A command I heard CONSTANTLY when I started Aikido training back in 1993 was one simple word – relax. I would try to do a technique and a senior student would stop me and say – “just relax”. Then I would exhale, try to release the tension in my shoulders and try again. Again I would be stopped and there’s that word again – “relax!”.
I didn’t have a lot of life skills at that time but one thing I thought I knew how to do well was to relax! Why was this so difficult?
Fast forward 17 years later to the present. I rarely tell people to relax. Well, I do but I don’t just use the word by itself. I’ve come to learn that that word “relax” – similar to the word “love” is a word that everyone thinks they understand but usually they don’t. There is so much meaning behind “relaxing” and it takes a long time to learn how to do it - and here’s the key point - in movement.
Koichi Tohei said “The only thing of true value [O-Sensei] taught was how to relax.”
(From Koichi Tohei interview in Aikido Journal)
At first glance this sounds like a put down but upon further reflection, what a powerful ability this is.To teach people how to relax…

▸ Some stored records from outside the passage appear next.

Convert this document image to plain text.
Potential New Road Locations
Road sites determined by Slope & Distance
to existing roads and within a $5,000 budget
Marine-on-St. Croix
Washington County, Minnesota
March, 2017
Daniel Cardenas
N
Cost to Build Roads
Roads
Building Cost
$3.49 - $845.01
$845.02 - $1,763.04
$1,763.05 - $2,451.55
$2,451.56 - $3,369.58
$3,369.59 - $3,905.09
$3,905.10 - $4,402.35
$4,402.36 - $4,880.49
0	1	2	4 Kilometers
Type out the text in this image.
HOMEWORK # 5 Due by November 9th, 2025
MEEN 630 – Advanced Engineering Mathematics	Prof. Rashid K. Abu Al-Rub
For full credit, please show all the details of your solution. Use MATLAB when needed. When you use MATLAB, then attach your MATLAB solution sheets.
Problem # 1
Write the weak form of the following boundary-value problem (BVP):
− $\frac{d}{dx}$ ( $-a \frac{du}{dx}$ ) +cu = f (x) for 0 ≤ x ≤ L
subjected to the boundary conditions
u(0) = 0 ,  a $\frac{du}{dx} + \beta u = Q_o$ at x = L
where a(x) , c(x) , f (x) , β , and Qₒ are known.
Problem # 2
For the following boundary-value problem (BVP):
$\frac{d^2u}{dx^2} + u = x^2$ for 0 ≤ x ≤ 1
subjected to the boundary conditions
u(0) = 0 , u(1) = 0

So what does relaxing mean? A quick look at the dictionary reveals:
to make less tense, rigid, or firm; make lax: to relax the muscles.
It’s easy to imagine someone sitting on a couch with the back rounded, chin in his chest, eating some junk food. That is one example of being relaxed. But that’s not what we’re trying to develop through Aikido training. It’s easy to relax when everything is well in your world. Can you relax when someone is swinging a wooden sword at your head? How about when someone is trying to throw you? How about when someone is holding you and you want to move? Can you relax while moving?
To me, a more accurate way to describe the feeling of relaxation is using the minimum amount of strength necessary to accomplish a goal. I often hear people say “Aikido doesn’t use strength”. I disagree with this. Of course you use strength. How else can you move your body if you don’t use strength? The point is, you aren’t overdoing it. You’re not putting more muscle into than you need to.
I’ve been thrown by 10th dan Aikido masters and I’ve grappled with black belt Jiu-jitsu world champions. The feeling is THE SAME. They both don’t put any extra effort than what is needed. In Aikido we use a systematic approach to develop this relaxation. Jiu-jitsu does not systematically develop this, however the end result is the same (if you train correctly).
So thinking back on my first years of Aikido, I think it is not helpful to simply say “relax” to a new student. He has to constantly train, learn the movements and then refine his technique. Constantly accomplishing more by applying less strength.